After Carrie DuMond went into the store there was paid on Fred’s account the sum of $128.14. Fred DuMond made no payments after the Delhi fair, which was on or about September fifth. Consequently Carrie had paid on the indebtedness a larger sum than the value of the goods Fred left in the store, as inventoried by himself and his wife. We have concluded that this inventory contains substantially the amount of goods he had on hand when he left.
There is no proof that the book accounts were ever spoken of between mother and son. These accounts were uncollectible; repeated unsuccessful efforts to collect them were made by Fred’s wife. Carrie DuMond never collected any of them, nor did she make an effort to collect. They never were in any wise transferred to her.

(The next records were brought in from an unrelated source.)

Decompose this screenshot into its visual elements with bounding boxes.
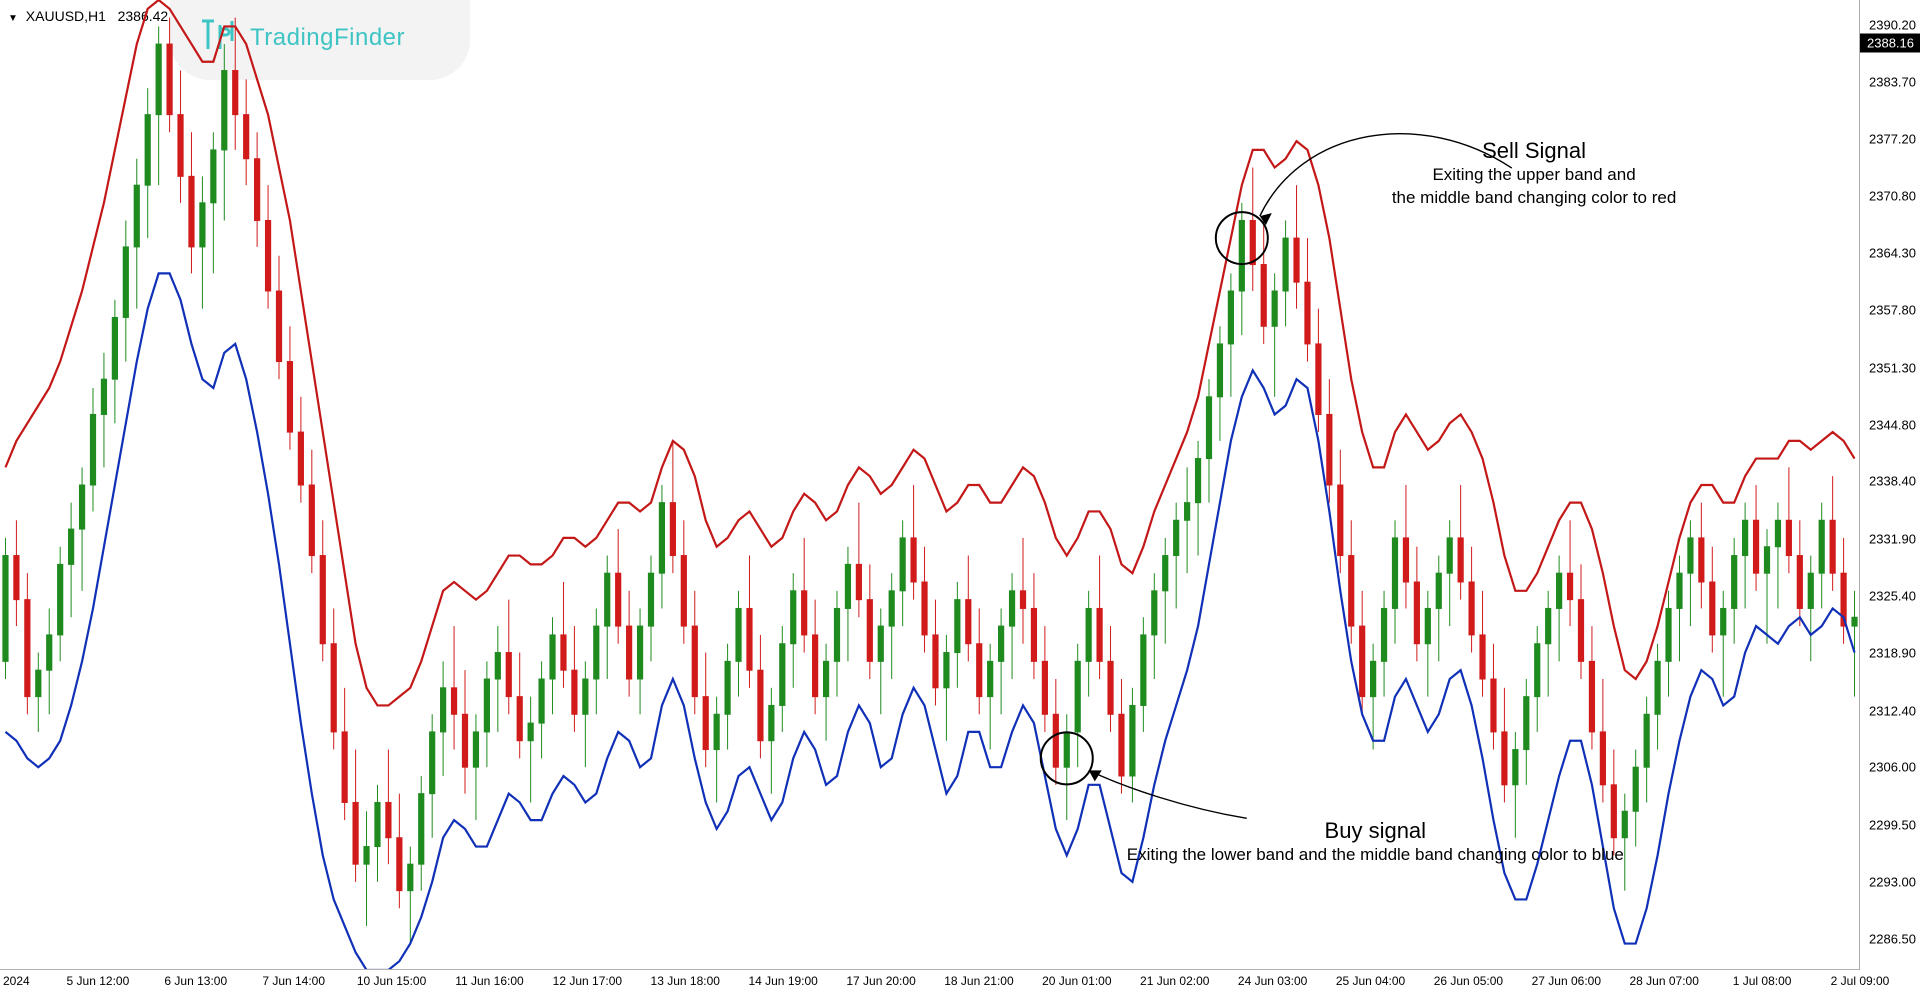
x-tick: 2 Jul 09:00 bbox=[1831, 974, 1890, 988]
y-tick: 2357.80 bbox=[1869, 303, 1916, 318]
y-tick: 2325.40 bbox=[1869, 589, 1916, 604]
y-tick: 2293.00 bbox=[1869, 874, 1916, 889]
buy-signal-subtitle: Exiting the lower band and the middle ba… bbox=[1127, 844, 1624, 867]
x-tick: 12 Jun 17:00 bbox=[553, 974, 622, 988]
y-axis: 2390.20 2383.70 2377.20 2370.80 2364.30 2357.… bbox=[1859, 0, 1920, 970]
x-tick: 13 Jun 18:00 bbox=[651, 974, 720, 988]
y-tick: 2377.20 bbox=[1869, 132, 1916, 147]
sell-annotation: Sell SignalExiting the upper band andthe… bbox=[1392, 138, 1676, 210]
y-tick: 2364.30 bbox=[1869, 246, 1916, 261]
y-tick: 2286.50 bbox=[1869, 932, 1916, 947]
x-tick: 11 Jun 16:00 bbox=[455, 974, 524, 988]
x-tick: 24 Jun 03:00 bbox=[1238, 974, 1307, 988]
x-tick: 27 Jun 06:00 bbox=[1532, 974, 1601, 988]
y-tick: 2331.90 bbox=[1869, 531, 1916, 546]
y-tick: 2370.80 bbox=[1869, 188, 1916, 203]
x-tick: 17 Jun 20:00 bbox=[846, 974, 915, 988]
buy-annotation: Buy signalExiting the lower band and the… bbox=[1127, 818, 1624, 867]
y-tick: 2299.50 bbox=[1869, 817, 1916, 832]
x-tick: 28 Jun 07:00 bbox=[1630, 974, 1699, 988]
y-tick: 2344.80 bbox=[1869, 418, 1916, 433]
x-tick: 14 Jun 19:00 bbox=[748, 974, 817, 988]
x-tick: 25 Jun 04:00 bbox=[1336, 974, 1405, 988]
y-tick: 2351.30 bbox=[1869, 360, 1916, 375]
y-tick: 2383.70 bbox=[1869, 75, 1916, 90]
x-tick: 10 Jun 15:00 bbox=[357, 974, 426, 988]
y-tick: 2306.00 bbox=[1869, 760, 1916, 775]
x-tick: 4 Jun 2024 bbox=[0, 974, 30, 988]
current-price-badge: 2388.16 bbox=[1860, 33, 1920, 52]
sell-signal-title: Sell Signal bbox=[1392, 138, 1676, 164]
x-tick: 1 Jul 08:00 bbox=[1733, 974, 1792, 988]
y-tick: 2318.90 bbox=[1869, 646, 1916, 661]
x-tick: 18 Jun 21:00 bbox=[944, 974, 1013, 988]
x-tick: 6 Jun 13:00 bbox=[164, 974, 227, 988]
x-tick: 5 Jun 12:00 bbox=[67, 974, 130, 988]
x-tick: 21 Jun 02:00 bbox=[1140, 974, 1209, 988]
x-tick: 20 Jun 01:00 bbox=[1042, 974, 1111, 988]
buy-signal-title: Buy signal bbox=[1127, 818, 1624, 844]
y-tick: 2338.40 bbox=[1869, 474, 1916, 489]
x-axis: 4 Jun 2024 5 Jun 12:00 6 Jun 13:00 7 Jun 14… bbox=[0, 969, 1860, 997]
y-tick: 2390.20 bbox=[1869, 17, 1916, 32]
y-tick: 2312.40 bbox=[1869, 703, 1916, 718]
sell-signal-subtitle: Exiting the upper band andthe middle ban… bbox=[1392, 164, 1676, 210]
x-tick: 26 Jun 05:00 bbox=[1434, 974, 1503, 988]
x-tick: 7 Jun 14:00 bbox=[262, 974, 325, 988]
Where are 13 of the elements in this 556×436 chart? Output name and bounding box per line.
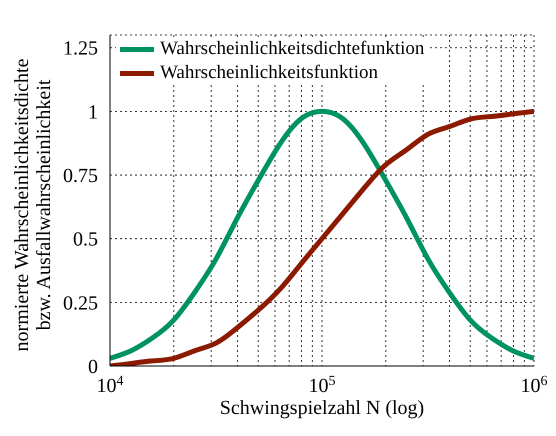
x-tick-label: 10$^{4}$ [96,374,124,397]
x-axis-title: Schwingspielzahl N (log) [220,397,424,419]
y-tick-label: 0.25 [63,292,98,314]
legend-label: Wahrscheinlichkeitsfunktion [160,61,378,85]
legend-label: Wahrscheinlichkeitsdichtefunktion [160,37,424,61]
y-tick-label: 0.75 [63,165,98,188]
y-tick-label: 1.25 [63,38,98,60]
y-tick-label: 0 [88,356,98,378]
x-tick-label: 10$^{6}$ [520,374,548,397]
x-tick-label: 10$^{5}$ [308,374,336,397]
y-axis-title: normierte Wahrscheinlichkeitsdichte bzw. Ausfallwahrscheinlichkeit [11,58,55,352]
y-tick-label: 0.5 [73,228,98,251]
y-tick-label: 1 [88,101,98,124]
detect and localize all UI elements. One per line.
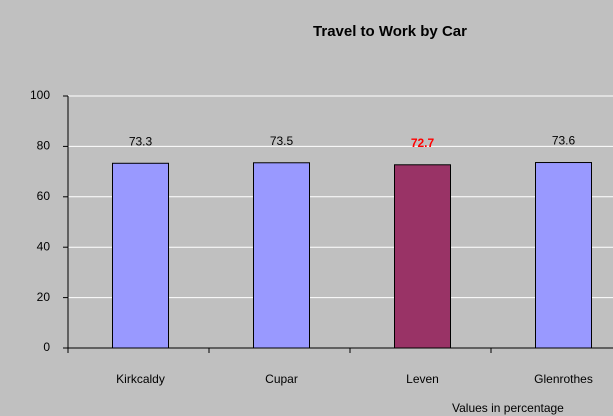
- bar: [535, 162, 592, 349]
- y-tick-label: 20: [37, 290, 51, 304]
- x-tick-label: Leven: [406, 372, 439, 386]
- bar: [394, 164, 451, 349]
- x-tick-label: Glenrothes: [534, 372, 593, 386]
- bar: [112, 162, 169, 349]
- x-tick-label: Kirkcaldy: [116, 372, 165, 386]
- y-tick-label: 100: [30, 88, 50, 102]
- bar: [253, 162, 310, 349]
- chart-title: Travel to Work by Car: [313, 23, 467, 40]
- value-label: 73.3: [129, 134, 153, 148]
- y-tick-label: 80: [37, 139, 51, 153]
- y-tick-label: 60: [37, 189, 51, 203]
- note: Values in percentage: [452, 401, 564, 415]
- x-tick-label: Cupar: [265, 372, 298, 386]
- value-label: 73.5: [270, 134, 294, 148]
- y-tick-label: 40: [37, 239, 51, 253]
- value-label: 72.7: [411, 136, 435, 150]
- y-tick-label: 0: [43, 340, 50, 354]
- value-label: 73.6: [552, 134, 576, 148]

The judgment should be reversed and the complaint dismissed, with costs in all courts to the appellants. We disapprove of findings 5, 6, 7, 8, 9, 11 and 13. We find there was no sale, transfer or assignment in bulk of any part or the whole of the stock of merchandise or merchandise and fixtures pertaining to the conducting of the business of Fred DuMond.
All concur.
Judgment reversed on the law and facts, and complaint dismissed, with costs in all courts to the appellants. The court disapproves of findings of fact 5, 6, 7, 8, 9, 11 and 13. The court finds there was no sale, transfer or assignment in bulk of any part or the whole of the stock of merchandise or merchandise and fixtures pertaining to the conducting of the business of Fred DuMond.